The world’s first malaria vaccine is to be made available in selected areas of Ghana, Kenya, and Malawi under a World Health Organisation-coordinated pilot implementation programme beginning in 2018, the World Health Organisation Regional Office for Africa (WHO/AFRO) announced on Monday.
The injectable vaccine, RTS,S, was developed to protect young children from the most deadly form of malaria caused by Plasmodium falciparum.
“The prospect of a malaria vaccine is great news. Information gathered in the pilot will help us make decisions on the wider use of this vaccine,” said Dr Matshidiso Moeti, WHO Regional Director for Africa.
“Combined with existing malaria interventions, such a vaccine would have the potential to save tens of thousands of lives in Africa,” she added.
WHO has called for accelerated scale-up of efforts to prevent malaria and save lives, according to the latest WHO report, “Malaria prevention works: Let’s close the gap”.
The report said that in sub-Saharan Africa, which shoulders 90 per cent of the global malaria burden, more than 663 million cases have been averted since 2001.
WHO also highlights critical gaps in prevention coverage, particularly in sub-Saharan Africa.
An estimated 43 per cent of people at risk of malaria in the region were not protected by either a net or indoor insecticide spraying in 2015, it said, adding that approximately 69 per cent of pregnant women in 20 African countries did not have access to the recommended three or more doses of preventive treatment.
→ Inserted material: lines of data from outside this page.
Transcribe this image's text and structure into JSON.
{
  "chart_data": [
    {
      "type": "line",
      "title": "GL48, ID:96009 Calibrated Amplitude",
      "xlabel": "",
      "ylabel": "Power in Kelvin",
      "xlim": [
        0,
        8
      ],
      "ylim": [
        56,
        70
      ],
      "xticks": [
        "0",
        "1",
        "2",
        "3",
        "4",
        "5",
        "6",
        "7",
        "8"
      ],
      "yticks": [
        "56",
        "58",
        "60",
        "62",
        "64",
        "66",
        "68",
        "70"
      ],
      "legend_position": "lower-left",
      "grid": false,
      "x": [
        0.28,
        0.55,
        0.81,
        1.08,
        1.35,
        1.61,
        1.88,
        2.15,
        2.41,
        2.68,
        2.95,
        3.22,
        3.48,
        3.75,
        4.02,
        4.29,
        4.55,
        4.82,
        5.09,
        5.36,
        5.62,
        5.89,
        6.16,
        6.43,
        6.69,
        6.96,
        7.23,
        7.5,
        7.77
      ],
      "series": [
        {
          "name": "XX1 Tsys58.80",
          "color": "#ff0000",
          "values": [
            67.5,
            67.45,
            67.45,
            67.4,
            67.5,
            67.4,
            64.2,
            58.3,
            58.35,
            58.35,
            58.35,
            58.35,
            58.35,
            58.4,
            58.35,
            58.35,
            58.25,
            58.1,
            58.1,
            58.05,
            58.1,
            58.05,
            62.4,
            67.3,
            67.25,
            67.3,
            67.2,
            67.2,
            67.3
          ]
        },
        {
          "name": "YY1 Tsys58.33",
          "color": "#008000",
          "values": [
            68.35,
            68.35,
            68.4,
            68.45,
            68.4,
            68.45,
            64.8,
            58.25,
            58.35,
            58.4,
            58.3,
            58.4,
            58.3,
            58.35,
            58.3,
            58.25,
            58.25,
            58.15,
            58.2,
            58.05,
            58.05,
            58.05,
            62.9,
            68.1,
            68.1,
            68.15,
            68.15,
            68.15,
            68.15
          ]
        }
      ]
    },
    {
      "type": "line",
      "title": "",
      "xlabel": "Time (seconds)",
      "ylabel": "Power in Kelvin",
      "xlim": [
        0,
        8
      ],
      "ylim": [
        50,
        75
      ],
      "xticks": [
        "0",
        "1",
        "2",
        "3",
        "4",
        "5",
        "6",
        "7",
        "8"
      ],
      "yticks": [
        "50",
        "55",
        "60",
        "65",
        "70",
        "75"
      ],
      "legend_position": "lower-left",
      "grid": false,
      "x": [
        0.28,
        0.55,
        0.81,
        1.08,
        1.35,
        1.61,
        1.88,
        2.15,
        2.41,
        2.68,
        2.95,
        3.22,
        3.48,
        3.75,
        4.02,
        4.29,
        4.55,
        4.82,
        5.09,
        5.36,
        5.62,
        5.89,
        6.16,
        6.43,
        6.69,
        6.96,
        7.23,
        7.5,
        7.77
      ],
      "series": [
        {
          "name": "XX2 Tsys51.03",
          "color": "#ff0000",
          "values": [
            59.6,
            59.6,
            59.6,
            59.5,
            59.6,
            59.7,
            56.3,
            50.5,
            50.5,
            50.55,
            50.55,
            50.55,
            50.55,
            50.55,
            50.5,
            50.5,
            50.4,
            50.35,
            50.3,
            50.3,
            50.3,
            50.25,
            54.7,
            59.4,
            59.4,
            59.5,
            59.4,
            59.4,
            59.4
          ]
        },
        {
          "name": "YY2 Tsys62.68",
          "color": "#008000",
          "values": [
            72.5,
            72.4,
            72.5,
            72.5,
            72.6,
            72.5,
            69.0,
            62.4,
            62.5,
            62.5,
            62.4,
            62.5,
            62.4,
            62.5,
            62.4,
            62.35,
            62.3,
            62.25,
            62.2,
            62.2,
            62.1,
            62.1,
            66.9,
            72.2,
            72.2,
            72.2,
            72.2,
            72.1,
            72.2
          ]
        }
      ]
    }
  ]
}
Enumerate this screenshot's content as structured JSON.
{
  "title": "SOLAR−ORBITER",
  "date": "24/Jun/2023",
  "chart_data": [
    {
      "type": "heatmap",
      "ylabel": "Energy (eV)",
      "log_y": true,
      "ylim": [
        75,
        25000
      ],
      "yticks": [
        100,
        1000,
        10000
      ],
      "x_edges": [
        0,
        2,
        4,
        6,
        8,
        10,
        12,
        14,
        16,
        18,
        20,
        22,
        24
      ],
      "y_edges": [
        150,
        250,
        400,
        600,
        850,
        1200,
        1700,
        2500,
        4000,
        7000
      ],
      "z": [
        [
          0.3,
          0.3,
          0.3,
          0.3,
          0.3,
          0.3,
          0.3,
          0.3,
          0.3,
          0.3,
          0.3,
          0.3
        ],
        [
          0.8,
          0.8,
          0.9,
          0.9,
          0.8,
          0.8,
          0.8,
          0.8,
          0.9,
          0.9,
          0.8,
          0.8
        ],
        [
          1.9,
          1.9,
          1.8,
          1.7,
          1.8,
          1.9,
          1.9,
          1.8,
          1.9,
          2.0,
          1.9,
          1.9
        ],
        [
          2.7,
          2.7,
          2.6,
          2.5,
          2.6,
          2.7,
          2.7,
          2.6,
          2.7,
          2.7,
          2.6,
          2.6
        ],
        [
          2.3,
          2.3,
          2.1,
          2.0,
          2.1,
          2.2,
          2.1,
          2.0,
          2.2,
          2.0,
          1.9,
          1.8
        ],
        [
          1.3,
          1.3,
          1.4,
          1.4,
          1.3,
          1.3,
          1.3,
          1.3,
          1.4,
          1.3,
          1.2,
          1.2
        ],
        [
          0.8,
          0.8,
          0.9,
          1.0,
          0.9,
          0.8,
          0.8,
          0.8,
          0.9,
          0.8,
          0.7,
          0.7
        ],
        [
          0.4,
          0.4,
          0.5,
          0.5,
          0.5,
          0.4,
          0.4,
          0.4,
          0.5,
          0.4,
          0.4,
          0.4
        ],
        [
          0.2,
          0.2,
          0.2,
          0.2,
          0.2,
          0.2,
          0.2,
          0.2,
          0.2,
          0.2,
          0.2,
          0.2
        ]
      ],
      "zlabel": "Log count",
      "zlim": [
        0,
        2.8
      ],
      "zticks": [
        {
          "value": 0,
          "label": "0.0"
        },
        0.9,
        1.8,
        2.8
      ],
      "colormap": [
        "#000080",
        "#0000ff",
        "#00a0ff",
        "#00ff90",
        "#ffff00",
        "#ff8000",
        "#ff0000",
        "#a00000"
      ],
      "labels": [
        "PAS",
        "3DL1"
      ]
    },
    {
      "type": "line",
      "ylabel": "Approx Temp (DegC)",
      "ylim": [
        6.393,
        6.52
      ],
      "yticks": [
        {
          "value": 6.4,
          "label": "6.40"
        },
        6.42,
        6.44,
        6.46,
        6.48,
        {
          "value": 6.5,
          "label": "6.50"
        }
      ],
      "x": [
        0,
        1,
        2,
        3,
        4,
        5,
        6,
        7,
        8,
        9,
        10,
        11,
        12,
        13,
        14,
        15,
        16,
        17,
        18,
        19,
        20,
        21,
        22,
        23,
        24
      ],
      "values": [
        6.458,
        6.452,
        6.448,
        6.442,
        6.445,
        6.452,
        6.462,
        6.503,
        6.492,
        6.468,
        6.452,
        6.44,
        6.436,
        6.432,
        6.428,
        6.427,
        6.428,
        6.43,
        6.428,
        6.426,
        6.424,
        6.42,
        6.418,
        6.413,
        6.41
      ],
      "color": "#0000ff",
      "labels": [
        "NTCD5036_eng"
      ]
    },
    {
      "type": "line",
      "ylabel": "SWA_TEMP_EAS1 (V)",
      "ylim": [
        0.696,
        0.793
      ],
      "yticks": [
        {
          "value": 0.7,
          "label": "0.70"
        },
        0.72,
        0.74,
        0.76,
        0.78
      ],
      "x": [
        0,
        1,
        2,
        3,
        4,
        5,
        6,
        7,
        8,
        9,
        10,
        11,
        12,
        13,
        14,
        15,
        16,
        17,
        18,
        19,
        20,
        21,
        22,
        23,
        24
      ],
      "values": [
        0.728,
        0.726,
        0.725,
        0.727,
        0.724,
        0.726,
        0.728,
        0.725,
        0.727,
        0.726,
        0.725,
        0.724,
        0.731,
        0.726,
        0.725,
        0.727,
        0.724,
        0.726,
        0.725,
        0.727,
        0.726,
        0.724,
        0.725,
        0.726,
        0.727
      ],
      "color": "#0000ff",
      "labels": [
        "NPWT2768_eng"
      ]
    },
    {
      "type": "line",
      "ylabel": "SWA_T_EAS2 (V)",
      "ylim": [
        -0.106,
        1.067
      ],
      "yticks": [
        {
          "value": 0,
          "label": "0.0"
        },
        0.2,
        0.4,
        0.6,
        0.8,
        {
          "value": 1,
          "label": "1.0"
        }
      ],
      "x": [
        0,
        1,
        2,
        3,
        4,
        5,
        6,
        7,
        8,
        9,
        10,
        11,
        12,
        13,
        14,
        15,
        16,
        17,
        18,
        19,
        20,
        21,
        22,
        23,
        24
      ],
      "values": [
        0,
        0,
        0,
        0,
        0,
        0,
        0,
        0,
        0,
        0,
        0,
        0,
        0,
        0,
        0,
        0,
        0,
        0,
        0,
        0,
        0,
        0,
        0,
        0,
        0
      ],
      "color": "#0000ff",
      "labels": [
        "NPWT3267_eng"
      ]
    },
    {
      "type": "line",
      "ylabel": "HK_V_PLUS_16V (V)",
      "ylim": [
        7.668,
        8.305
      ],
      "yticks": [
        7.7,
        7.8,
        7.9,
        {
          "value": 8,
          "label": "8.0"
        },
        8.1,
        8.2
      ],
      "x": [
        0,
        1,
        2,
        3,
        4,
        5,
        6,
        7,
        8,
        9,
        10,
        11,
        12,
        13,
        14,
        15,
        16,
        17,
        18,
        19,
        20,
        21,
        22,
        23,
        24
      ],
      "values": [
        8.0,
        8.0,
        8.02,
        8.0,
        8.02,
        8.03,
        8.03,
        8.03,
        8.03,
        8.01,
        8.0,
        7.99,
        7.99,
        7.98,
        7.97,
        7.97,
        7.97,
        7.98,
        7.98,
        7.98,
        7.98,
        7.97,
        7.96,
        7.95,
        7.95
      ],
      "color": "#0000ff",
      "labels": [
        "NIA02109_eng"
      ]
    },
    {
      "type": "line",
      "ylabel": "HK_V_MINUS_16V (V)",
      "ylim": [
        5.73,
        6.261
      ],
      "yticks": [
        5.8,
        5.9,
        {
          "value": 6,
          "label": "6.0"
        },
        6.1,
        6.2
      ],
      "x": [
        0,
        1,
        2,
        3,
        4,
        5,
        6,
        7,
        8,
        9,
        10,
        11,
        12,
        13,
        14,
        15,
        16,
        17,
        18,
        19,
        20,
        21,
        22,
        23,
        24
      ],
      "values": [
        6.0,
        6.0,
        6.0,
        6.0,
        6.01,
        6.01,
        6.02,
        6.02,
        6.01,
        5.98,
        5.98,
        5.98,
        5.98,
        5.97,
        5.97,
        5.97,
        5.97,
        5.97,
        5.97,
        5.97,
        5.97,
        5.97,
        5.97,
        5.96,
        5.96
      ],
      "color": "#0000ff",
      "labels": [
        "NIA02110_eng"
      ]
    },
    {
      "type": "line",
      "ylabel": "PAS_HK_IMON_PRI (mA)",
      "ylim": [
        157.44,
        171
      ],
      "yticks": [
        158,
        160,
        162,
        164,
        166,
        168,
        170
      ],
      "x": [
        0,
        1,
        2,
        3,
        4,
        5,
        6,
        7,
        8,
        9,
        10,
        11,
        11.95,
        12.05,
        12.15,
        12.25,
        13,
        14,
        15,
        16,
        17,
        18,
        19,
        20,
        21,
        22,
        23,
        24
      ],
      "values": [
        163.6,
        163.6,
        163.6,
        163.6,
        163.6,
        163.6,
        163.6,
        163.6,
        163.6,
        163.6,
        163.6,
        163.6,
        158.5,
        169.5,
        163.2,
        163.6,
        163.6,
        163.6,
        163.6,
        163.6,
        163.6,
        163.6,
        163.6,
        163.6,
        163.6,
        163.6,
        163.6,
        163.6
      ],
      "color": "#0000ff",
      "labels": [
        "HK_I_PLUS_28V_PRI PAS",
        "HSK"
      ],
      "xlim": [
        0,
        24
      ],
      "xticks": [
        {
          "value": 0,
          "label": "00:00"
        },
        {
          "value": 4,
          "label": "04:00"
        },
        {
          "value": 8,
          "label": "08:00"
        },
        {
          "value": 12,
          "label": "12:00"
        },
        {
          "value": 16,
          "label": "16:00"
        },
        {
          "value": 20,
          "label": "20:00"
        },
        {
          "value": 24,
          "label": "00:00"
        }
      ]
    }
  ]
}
The WHO pilot programme will assess whether the vaccine’s protective effect in children aged 5-17 months old during Phase III testing can be replicated in real-life.
Specifically, the pilot programme will assess the feasibility of delivering the required four doses of RTS,S, the vaccine’s potential role in reducing childhood deaths, and its safety in the context of routine use.
RTS,S was developed by GSK and is the first malaria vaccine to have successfully completed a Phase III clinical trial. The trial was conducted between 2009 and 2014 through a partnership involving GSK, the PATH Malaria Vaccine Initiative (with support from the Bill & Melinda Gates Foundation), and a network of African research sites in seven African countries—including Ghana, Kenya, and Malawi.
April 25 is marked as the World Malaria Day, which falls during the World Immunisation Week from April 24 to 30. Overall, vaccines prevent an estimated 2-3 million deaths each year.